En un día que debería ser de orgullo para los trabajadores del sector, la realidad golpeó con fuerza al corazón de la industria textil argentina. En La Rioja, más de 400 puestos de trabajo se perdieron en los últimos dos años, y lo que antes fue un motor de producción nacional hoy apenas sobrevive al 40% de su capacidad. La Federación Obrera Nacional de la Industria del Vestido y Afines (FONIVA) expresó su “profunda preocupación” por una situación que, aseguran, “no se vivió ni durante la pandemia ni en los años más duros del gobierno de Macri”.
El gremio denunció el abandono por parte del Estado y el impacto devastador de la apertura indiscriminada de importaciones. Las plataformas digitales permiten el ingreso masivo de prendas extranjeras, muchas de baja calidad, pero a precios imposibles de competir para las pymes nacionales. “Esa ropa descartable está destruyendo nuestra industria”, advirtieron los referentes del sector.
Cinco empresas del parque industrial riojano intentan sostener a 400 trabajadores con reducción de jornada bajo el artículo 223 bis, una herramienta que apenas evita despidos masivos. Sin embargo, la falta de respuestas oficiales profundiza el malestar. “No somos recibidos por la Secretaría de Industria ni por la de Trabajo. Todo trámite se hace por mail y nadie contesta”, lamentaron desde FONIVA, denunciando la indiferencia del Gobierno frente al derrumbe productivo.
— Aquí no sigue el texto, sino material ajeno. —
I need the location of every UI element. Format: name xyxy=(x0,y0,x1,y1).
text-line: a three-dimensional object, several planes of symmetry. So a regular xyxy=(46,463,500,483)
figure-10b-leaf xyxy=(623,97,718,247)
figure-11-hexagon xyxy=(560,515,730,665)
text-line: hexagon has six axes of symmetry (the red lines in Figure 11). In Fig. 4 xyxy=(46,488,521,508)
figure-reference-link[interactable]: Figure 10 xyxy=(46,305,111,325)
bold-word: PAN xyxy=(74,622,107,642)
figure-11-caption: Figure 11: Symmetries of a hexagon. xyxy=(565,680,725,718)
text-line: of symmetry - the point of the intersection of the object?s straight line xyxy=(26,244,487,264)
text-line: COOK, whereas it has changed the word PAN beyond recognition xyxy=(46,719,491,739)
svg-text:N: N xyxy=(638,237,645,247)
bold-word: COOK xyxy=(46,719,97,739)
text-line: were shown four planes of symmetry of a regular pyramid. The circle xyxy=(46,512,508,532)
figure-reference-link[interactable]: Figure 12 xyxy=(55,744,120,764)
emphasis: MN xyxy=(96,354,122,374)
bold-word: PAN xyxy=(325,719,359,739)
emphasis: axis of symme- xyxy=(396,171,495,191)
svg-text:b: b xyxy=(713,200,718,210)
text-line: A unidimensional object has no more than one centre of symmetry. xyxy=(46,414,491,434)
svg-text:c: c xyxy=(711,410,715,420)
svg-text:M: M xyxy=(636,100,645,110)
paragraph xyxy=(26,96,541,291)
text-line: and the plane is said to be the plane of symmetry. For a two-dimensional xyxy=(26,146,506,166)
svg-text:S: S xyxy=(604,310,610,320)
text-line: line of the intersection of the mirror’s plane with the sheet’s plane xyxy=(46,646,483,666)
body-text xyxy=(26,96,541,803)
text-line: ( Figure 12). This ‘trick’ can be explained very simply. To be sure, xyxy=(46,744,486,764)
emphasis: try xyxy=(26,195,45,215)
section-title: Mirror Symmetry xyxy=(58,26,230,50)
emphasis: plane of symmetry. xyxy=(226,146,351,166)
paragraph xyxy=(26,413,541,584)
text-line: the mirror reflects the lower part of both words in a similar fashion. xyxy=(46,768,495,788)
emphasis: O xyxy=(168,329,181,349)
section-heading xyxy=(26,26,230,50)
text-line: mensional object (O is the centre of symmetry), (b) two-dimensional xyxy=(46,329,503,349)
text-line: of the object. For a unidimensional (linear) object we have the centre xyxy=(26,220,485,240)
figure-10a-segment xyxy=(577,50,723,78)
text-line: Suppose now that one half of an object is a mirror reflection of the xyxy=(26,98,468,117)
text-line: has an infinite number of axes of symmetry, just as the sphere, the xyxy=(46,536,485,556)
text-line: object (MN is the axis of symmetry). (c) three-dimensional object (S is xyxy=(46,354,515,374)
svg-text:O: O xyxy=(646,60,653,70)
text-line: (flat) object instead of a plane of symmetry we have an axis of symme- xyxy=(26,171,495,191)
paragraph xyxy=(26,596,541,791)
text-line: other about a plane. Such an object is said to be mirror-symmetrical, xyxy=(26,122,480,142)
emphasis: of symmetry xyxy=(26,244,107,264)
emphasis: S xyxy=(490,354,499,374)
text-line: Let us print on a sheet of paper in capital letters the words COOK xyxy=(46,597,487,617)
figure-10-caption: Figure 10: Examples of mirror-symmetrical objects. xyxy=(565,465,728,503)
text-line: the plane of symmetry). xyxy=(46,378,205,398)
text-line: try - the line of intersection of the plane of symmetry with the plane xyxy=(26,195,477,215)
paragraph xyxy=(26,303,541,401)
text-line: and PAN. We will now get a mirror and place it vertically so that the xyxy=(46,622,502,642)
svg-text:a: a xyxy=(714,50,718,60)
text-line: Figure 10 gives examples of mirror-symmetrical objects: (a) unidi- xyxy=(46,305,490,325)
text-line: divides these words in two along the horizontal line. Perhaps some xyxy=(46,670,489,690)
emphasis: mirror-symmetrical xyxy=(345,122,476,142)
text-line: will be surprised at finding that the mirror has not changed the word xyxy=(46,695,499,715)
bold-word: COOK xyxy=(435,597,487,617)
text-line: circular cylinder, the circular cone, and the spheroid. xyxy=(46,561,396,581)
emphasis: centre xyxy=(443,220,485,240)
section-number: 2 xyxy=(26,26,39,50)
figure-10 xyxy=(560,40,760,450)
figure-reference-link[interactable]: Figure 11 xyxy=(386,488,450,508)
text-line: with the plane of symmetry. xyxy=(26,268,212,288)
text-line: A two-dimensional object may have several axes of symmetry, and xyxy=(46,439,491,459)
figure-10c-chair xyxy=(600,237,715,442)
El impacto trasciende las fábricas: son miles de sueldos menos circulando, comercios vacíos y una economía local en declive. En un país que atraviesa una crisis estructural, los trabajadores textiles ven cómo su oficio se apaga mientras las políticas nacionales parecen centrarse en otros sectores, olvidando que sin industria no hay desarrollo ni futuro posible.